ME TIENEN HASTA LA GOYA

Hora y media en una incómoda silla de plástico he esperado esta mañana en mi consultorio para ser atendido por mi señora médico. Total, tan sólo para que me aprobara una cita con un especialista, que seguramente me darán para dentro de seis o doce meses y tal y cual. Por eso, hoy me siento con derecho a ser un poco demagogo. Heraldo publica hoy que la DGA ha comprado un Goya por 12 millonazos de euros. El día anterior, los médicos denunciaban que faltan más de cien plazas en Aragón para dar un servicio digno, dato corroborado por la saturación de mi centro de salud, y mañana, viernes, muchos facultativos se pondrán en huelga para reclamar diez minutos de atención a cada paciente. En fin, ya sé que es mezclar churras con merinas, pero hoy me siento mestizo: ¿no estarían mejor aprovechados esos 12 millonazos en ampliar plantillas y horarios de los sufridos centros de salud aragoneses? O incluso para contratar a más especialistas y que mi cita no se retrase seis meses que pueden agravar mi mal. ¿Un trozo de tela pintada importa más que el bienestar de los aragoneses? ¿Con qué cara nos dirá el vicepresidente aragonés Biel que no hay recursos para atender las demandas sanitarias?

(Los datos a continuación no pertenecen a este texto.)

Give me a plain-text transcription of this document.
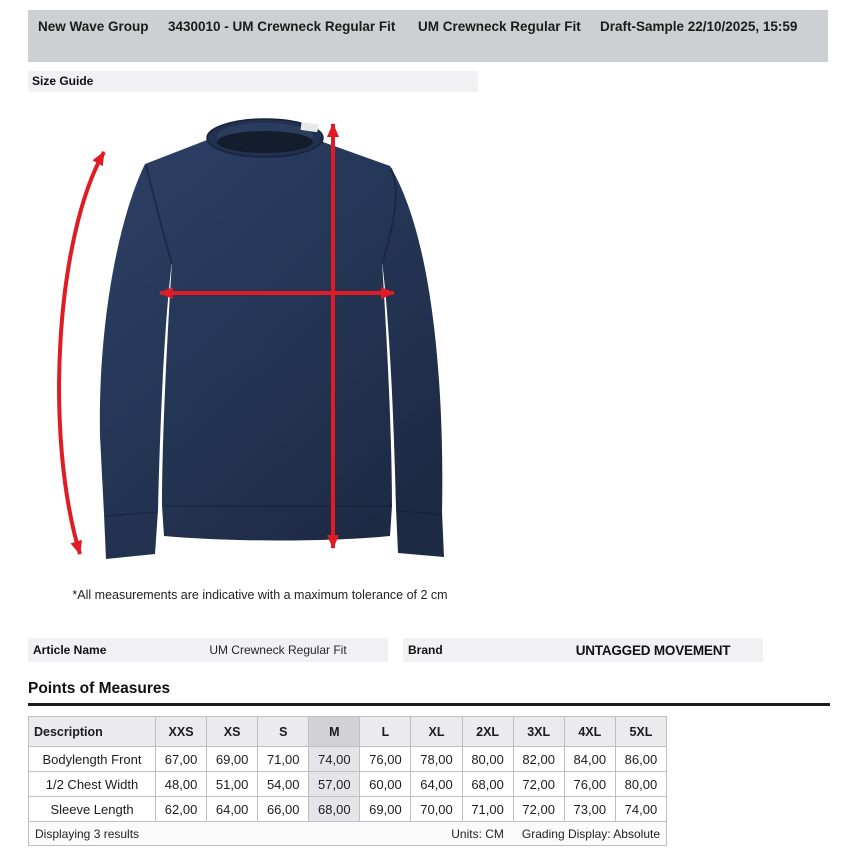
New Wave Group	3430010 - UM Crewneck Regular Fit	UM Crewneck Regular Fit	Draft-Sample 22/10/2025, 15:59
Size Guide
*All measurements are indicative with a maximum tolerance of 2 cm
Article Name	UM Crewneck Regular Fit	Brand	UNTAGGED MOVEMENT
Points of Measures
Description	XXS	XS	S	M	L	XL	2XL	3XL	4XL	5XL
Bodylength Front	67,00	69,00	71,00	74,00	76,00	78,00	80,00	82,00	84,00	86,00
1/2 Chest Width	48,00	51,00	54,00	57,00	60,00	64,00	68,00	72,00	76,00	80,00
Sleeve Length	62,00	64,00	66,00	68,00	69,00	70,00	71,00	72,00	73,00	74,00
Displaying 3 results	Units: CM Grading Display: Absolute
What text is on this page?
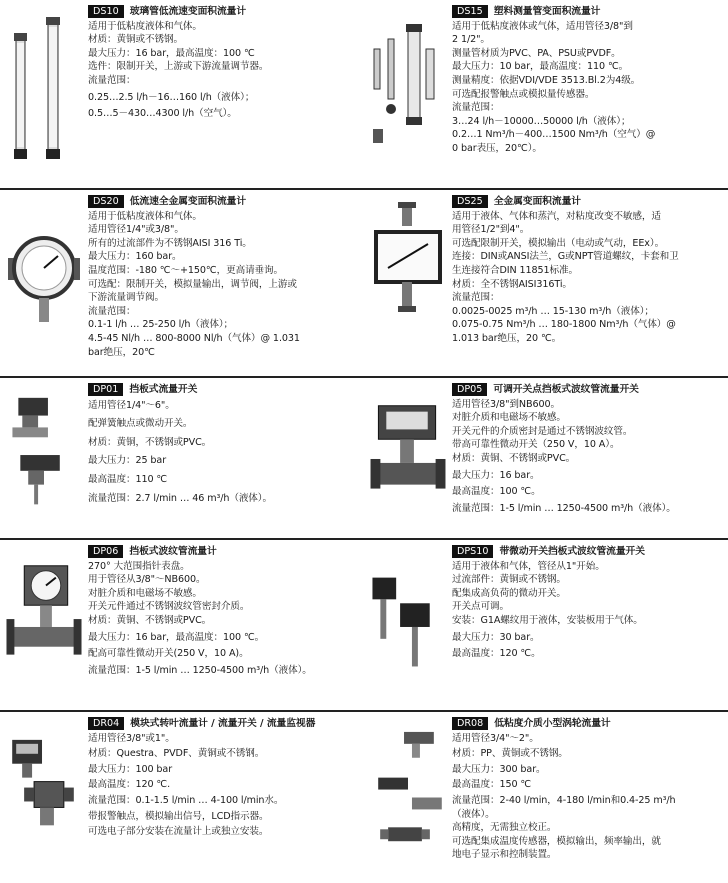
DS10	玻璃管低流速变面积流量计
适用于低粘度液体和气体。
材质：黄铜或不锈钢。
最大压力：16 bar，最高温度：100 ℃
选件：限制开关，上游或下游流量调节器。
流量范围：
0.25…2.5 l/h－16…160 l/h（液体）；
0.5…5－430…4300 l/h（空气）。
DS15	塑料测量管变面积流量计
适用于低粘度液体或气体，适用管径3/8"到
2 1/2"。
测量管材质为PVC、PA、PSU或PVDF。
最大压力：10 bar，最高温度：110 ℃。
测量精度：依据VDI/VDE 3513.Bl.2为4级。
可选配报警触点或模拟量传感器。
流量范围：
3…24 l/h－10000…50000 l/h（液体）；
0.2…1 Nm³/h－400…1500 Nm³/h（空气）@
0 bar表压，20℃）。
DS20	低流速全金属变面积流量计
适用于低粘度液体和气体。
适用管径1/4"或3/8"。
所有的过流部件为不锈钢AISI 316 Ti。
最大压力：160 bar。
温度范围：-180 ℃～+150℃，更高请垂询。
可选配：限制开关，模拟量输出，调节阀，上游或
下游流量调节阀。
流量范围：
0.1-1 l/h … 25-250 l/h（液体）；
4.5-45 Nl/h … 800-8000 Nl/h（气体）@ 1.031
bar绝压，20℃
DS25	全金属变面积流量计
适用于液体、气体和蒸汽，对粘度改变不敏感，适
用管径1/2"到4"。
可选配限制开关，模拟输出（电动或气动，EEx）。
连接：DIN或ANSI法兰，G或NPT管道螺纹，卡套和卫
生连接符合DIN 11851标准。
材质：全不锈钢AISI316Ti。
流量范围：
0.0025-0025 m³/h … 15-130 m³/h（液体）；
0.075-0.75 Nm³/h … 180-1800 Nm³/h（气体）@
1.013 bar绝压，20 ℃。
DP01	挡板式流量开关
适用管径1/4"～6"。
配弹簧触点或微动开关。
材质：黄铜，不锈钢或PVC。
最大压力：25 bar
最高温度：110 ℃
流量范围：2.7 l/min … 46 m³/h（液体）。
DP05	可调开关点挡板式波纹管流量开关
适用管径3/8"到NB600。
对脏介质和电磁场不敏感。
开关元件的介质密封是通过不锈钢波纹管。
带高可靠性微动开关（250 V，10 A）。
材质：黄铜、不锈钢或PVC。
最大压力：16 bar。
最高温度：100 ℃。
流量范围：1-5 l/min … 1250-4500 m³/h（液体）。
DP06	挡板式波纹管流量计
270° 大范围指针表盘。
用于管径从3/8"～NB600。
对脏介质和电磁场不敏感。
开关元件通过不锈钢波纹管密封介质。
材质：黄铜、不锈钢或PVC。
最大压力：16 bar，最高温度：100 ℃。
配高可靠性微动开关(250 V，10 A)。
流量范围：1-5 l/min … 1250-4500 m³/h（液体）。
DPS10	带微动开关挡板式波纹管流量开关
适用于液体和气体，管径从1"开始。
过流部件：黄铜或不锈钢。
配集成高负荷的微动开关。
开关点可调。
安装：G1A螺纹用于液体，安装板用于气体。
最大压力：30 bar。
最高温度：120 ℃。
DR04	模块式转叶流量计 / 流量开关 / 流量监视器
适用管径3/8"或1"。
材质：Questra、PVDF、黄铜或不锈钢。
最大压力：100 bar
最高温度：120 ℃.
流量范围：0.1-1.5 l/min … 4-100 l/min水。
带报警触点，模拟输出信号，LCD指示器。
可选电子部分安装在流量计上或独立安装。
DR08	低粘度介质小型涡轮流量计
适用管径3/4"～2"。
材质：PP、黄铜或不锈钢。
最大压力：300 bar。
最高温度：150 ℃
流量范围：2-40 l/min，4-180 l/min和0.4-25 m³/h
（液体）。
高精度，无需独立校正。
可选配集成温度传感器，模拟输出，频率输出，就
地电子显示和控制装置。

Recomiendo vivamente la película El tren, de John Frankenheimer -ya reseñada en anteriores jaranas de este garito-, donde este dilema lleno de sutilezas se plantea con elegancia estremecedora. ¿Debe sacrificar una familia la alimentación de sus hijos para tener un Goya en el salón, por ejemplo? En fin, ahí lo dejo caer, aun a riesgo de ser calificado de culturicida, palurdo e insensible.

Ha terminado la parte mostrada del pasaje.